I haven’t done writing so far this week for my Sam book, but I have come across a chapter in a book of selected essays about Sam — as well as a new selection from all of his writings, which I recently bought.
The essay is about the prayers and resolutions that Sam made various times during the year, often either berating himself, promising God to do better, asking for forgiveness, or generally praying for something or someone. I’ve read part of the essay: it’s well written and looks like something that will be useful for the book.
The book of Selected Works was published just this past January, and so it is a fresh look by scholars at what they consider either the best of Sam’s writing, or best representative, or what’s “important” enough that readers should be reading it. That must be a pretty daunting cull to make. There are thousands of individual works in all sorts of genres. What do you pick that will fit into about 800 medium-sized pages? It’s the scholarly equivalent of picking the best 100 films of a decade, or something like that. You’ll be kicked on both sides, for including a piece that someone thinks is minor, and for leaving out another piece that someone else considers essential. I haven’t started it yet but will restrain my kicking when I do.
In passing, the phrase “thoughts and prayers” has basically been ruined in our era. It’s a cliché now, a meaningless knee-jerk sentiment that people write or utter blithely and, ironically, without much thought given to it. When people are being proper, the phrase will be included in a sentence something like “Our thoughts and prayers go out to the family, friends, and loved ones of the victim.” But I’ve also seen it stripped down to its most insulting minimal worst. Often it will be a comment online about a story or a post, and all the person writes is “thoughts and prayers.” Argh. Sometimes it’s better just to be silent.
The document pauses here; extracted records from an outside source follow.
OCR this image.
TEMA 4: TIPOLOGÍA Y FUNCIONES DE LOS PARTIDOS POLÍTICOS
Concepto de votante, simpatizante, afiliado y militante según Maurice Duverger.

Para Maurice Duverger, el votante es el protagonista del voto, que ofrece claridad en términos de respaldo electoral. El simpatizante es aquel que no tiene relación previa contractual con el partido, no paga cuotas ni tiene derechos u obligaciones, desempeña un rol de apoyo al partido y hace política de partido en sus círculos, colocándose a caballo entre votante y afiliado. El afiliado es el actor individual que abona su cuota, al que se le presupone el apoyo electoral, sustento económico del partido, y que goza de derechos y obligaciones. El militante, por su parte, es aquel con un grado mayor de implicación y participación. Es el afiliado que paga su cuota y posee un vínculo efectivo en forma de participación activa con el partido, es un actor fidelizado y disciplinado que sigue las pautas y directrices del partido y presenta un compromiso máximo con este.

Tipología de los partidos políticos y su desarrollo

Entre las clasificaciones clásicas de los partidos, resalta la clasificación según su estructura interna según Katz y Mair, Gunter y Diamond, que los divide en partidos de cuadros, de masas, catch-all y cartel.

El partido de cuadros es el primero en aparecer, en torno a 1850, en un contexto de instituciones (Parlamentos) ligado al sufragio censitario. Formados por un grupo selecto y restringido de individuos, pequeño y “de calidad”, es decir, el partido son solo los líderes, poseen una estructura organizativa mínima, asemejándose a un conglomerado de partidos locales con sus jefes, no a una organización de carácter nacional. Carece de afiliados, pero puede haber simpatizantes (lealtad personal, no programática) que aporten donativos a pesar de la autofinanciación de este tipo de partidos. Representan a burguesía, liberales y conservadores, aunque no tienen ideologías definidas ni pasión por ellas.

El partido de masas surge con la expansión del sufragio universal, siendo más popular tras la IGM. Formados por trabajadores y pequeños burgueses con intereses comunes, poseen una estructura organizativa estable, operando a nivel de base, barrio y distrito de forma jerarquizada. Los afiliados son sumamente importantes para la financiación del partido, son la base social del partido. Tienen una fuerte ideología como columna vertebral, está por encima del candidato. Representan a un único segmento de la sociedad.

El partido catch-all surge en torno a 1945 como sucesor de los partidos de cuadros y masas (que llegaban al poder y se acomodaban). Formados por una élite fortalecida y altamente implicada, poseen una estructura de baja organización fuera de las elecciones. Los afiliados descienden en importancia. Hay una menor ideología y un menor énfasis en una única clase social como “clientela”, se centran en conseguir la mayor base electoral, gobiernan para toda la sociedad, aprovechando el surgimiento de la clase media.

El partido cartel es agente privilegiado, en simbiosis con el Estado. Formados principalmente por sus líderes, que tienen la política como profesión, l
The other offensive thing about the phrase is when it is spoken by a government representative about some tragedy or other. The savvy politician will be careful to actually omit the word “prayers,” out of respect for those of us who don’t believe in any gods. But many of them use the whole phrase, perhaps not even thinking about the words or the meaning or the images really. That’s how verbal clichés work: they’re part of an easily accessible repertoire you can choose from without much deliberation.